No differences in grade, stage and histology were observed between both groups. A first hypothetical explanation for this survival difference might be that chemotherapy induces mutations and alters the behaviour of already present malignant EOC cells, or induces chromosomal instability in stem cells with subsequent development of EOC. Another possible explanation might be that treatment for the initial BC aggravates the (bone marrow) condition of the patient and, therefore, optimal therapy for EOC cannot be given to these patients.
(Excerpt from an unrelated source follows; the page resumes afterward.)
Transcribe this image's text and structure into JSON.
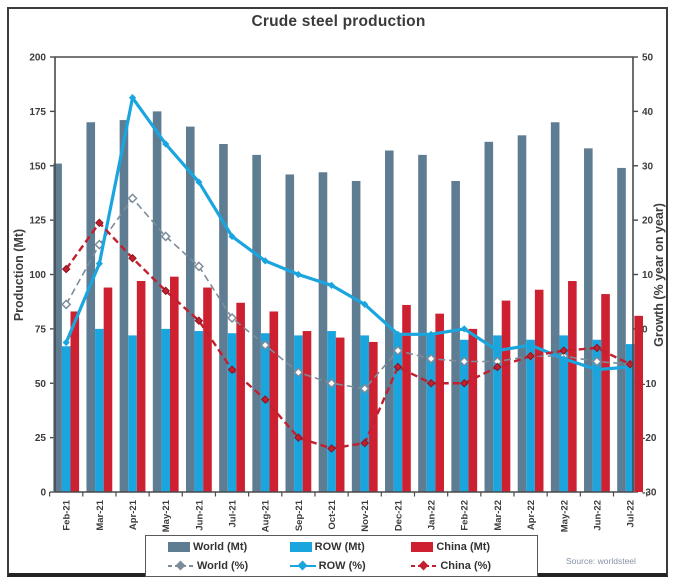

However, the time between BC diagnosis and OC diagnosis was not associated with outcome, suggesting that the condition of the patients is not the main reason for the worse survival in patients with a BC history.

The retrospective nature of the study brings corresponding limitations, such as different treatments regimens, and some missing data. Another limitation includes that the majority of the patients were tested for a BRCA1/2 mutation after EOC diagnosis (64% and 82% in the groups with and without a BC history, respectively), this will select for survivors. To account for this possible survivorship bias we have conducted left-truncation survival analyses. Because of the retrospective design, no firm conclusions can be drawn and our results should be confirmed in other (prospective) studies with greater sample size.

The results of this study underline the importance of offering genetic testing to BC patients being at risk of BRCA1/2 mutation carriership. Newly diagnosed mutation carriers can then be informed about risk reducing salpingo-oophorectomy, which has been associated with improved survival (Finch et al, 2014). Further, we suggest that studies on survival in BRCA1/2-associated EOC should stratify for BC history.